Les Lueurs d’Aden, Amr Gamal

Avec Les Lueurs d’Aden, nous découvrons un film rare, sensible et beaucoup plus profond qu’il n’y paraît. Rare, car le cinéma yéménite n’a pas vraiment pignon sur rue. Mais c’est sans compter sur la détermination et la pugnacité d’un réalisateur quadragénaire, qui depuis 2005 s’efforce de faire vivre le théâtre avec la troupe qu’il a fondée (Khaleej Aden) et aussi le cinéma puisqu’en 2018 son premier long métrage, 10 Jours avant le mariage, projeté pendant 8 mois au Yémen avec une installation de fortune, a eu un énorme succès, permettant ainsi au Yémen d’être représenté aux Oscars en 2019 (une première) dans la catégorie ‘Long métrage international’.

Ce second long métrage est primé dans deux catégories au festival de Berlin, et obtient à Valence le prix du jury pour meilleur réalisateur et meilleure écriture.

Que nous raconte donc Les Lueurs d’Aden? Le coeur de l’intrigue est les démêlés d’un couple qui ne peut envisager le quatrième enfant que porte Isra’a dans la mesure où leur situation économique ne le leur permet pas. En effet, Ahmed, le mari, journaliste à TV Aden, n’a pas reçu de salaire depuis plusieurs mois et se voit contraint à faire le taxi pour faire vivre sa famille. C’est pourquoi Isra’a et Ahmed sont tous deux d’accord: une seule solution s’ouvre à eux, à savoir l’avortement. Mais comment faire dans un pays musulman, où avorter est un crime, donc interdit par la loi, autorisé à la seule condition que la mère soit en danger. L’avortement d’Isra’a va devenir leur seule et unique préoccupation, leur obsession car c’est aussi une question de temps.

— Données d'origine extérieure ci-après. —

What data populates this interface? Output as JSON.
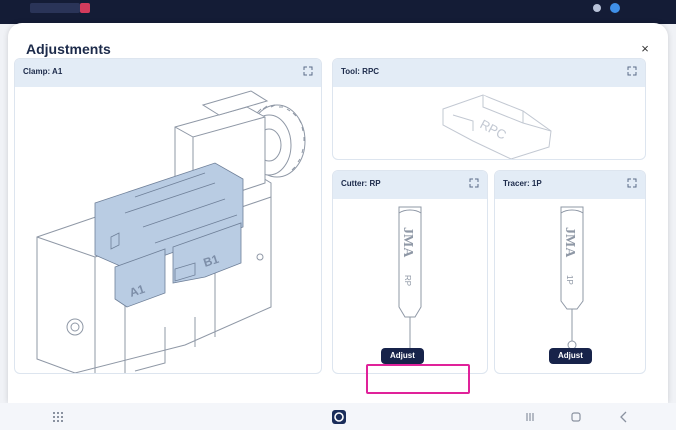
{
  "modal": {
    "title": "Adjustments",
    "close_glyph": "×"
  },
  "cards": {
    "clamp": {
      "title": "Clamp: A1",
      "labels": {
        "left": "A1",
        "right": "B1"
      }
    },
    "tool": {
      "title": "Tool: RPC",
      "engraving": "RPC"
    },
    "cutter": {
      "title": "Cutter: RP",
      "brand": "JMA",
      "code": "RP",
      "button": "Adjust"
    },
    "tracer": {
      "title": "Tracer: 1P",
      "brand": "JMA",
      "code": "1P",
      "button": "Adjust"
    }
  },
  "icons": {
    "expand": "expand-icon",
    "close": "close-icon",
    "app_grid": "app-grid-icon",
    "app_logo": "app-logo-icon",
    "recents": "recents-icon",
    "home": "home-icon",
    "back": "back-icon"
  },
  "colors": {
    "accent_dark": "#17234a",
    "card_header": "#e3ecf6",
    "highlight": "#e0229a",
    "clamp_jaw": "#b9cce3"
  }
}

L’avortement n’est certes pas un sujet nouveau. Cependant, ce sujet reste tabou dans les pays musulmans et s’y attaquer dans un film montre le courage, la détermination et l’engagement du réalisateur Amr Gamal. Nombreux sont les personnages secondaires qui expriment la voix consensuelle : un enfant est une bénédiction, un don de Dieu et par conséquent l’atteinte à sa vie n’est pas un seul instant concevable. Et pourtant….. On remarque que le cercle rapproché d’Isra’a et Ahmed essaie malgré tout de les aider sur le plan financier, car avorter ne va pas sans contrepartie financière. Une première gynécologue refusera catégoriquement. La seconde, Muna, très religieuse et elle-même enceinte de son premier enfant semble-t-il, amie de longue date d’Isra’a, sera déchirée entre sa foi et sa volonté de respecter le dogme, et son désir de venir au secours de son amie dont elle a parfaitement compris la détresse. Muna acceptera donc de pratiquer cet avortement, risquant ainsi pour elle même la sanction réservée à celles et ceux qui ne respectent pas la loi, et renonçant, pour un temps du moins, à l’amitié d’Isra’a.

Amr Gamal filme sa ville, Aden, au plus près: en plans larges, nous offrant ainsi des images qui en disent long sur la situation on ne peut plus cahotique du pays: immeubles en ruines, soldats armés fouillant les yéménites à l’entrée de certains bâtiments, ou contrôlant les passagers des voitures; cherté de la vie quotidienne, coupures de courant, difficulté d’approvisionnement en eau. Aden, ville qui veut se reconstruire, ville vivante et colorée, Aden est filmée avec soin par le réalisateur, de jour comme de nuit et de ce fait la ville devient une sorte de personnage à part entière. Peu, voire pas, de gros plans, mais la caméra s’attarde sur les visages d’Isra’a et Ahmed, visages qui souffrent et nous font ainsi partager leur désarroi et leur anxiété: à la maison dans les scènes intimes, à l’hôpital où l’attente et toutes les formalités à remplir sont autant d’obstacles et d’épreuves à surmonter. La caméra virevolte au gré de ces obstacles, nous faisant partager la vie de ce couple, à l’intérieur et à l’extérieur, tout comme Amr Gamal a sans doute partagé celle du couple d’amis dont l’histoire s’inspire.

Voici un film rempli d’humanité et de délicatesse, qui montre à quel point l’avortement est une avancée pour les pays où il est autorisé: ayons également présent à l’esprit que ce droit, acquis de haute lutte, peut être repris s’il n’est pas inscrit dans le marbre: les Etats-Unis en donnent l’exemple terrifiant.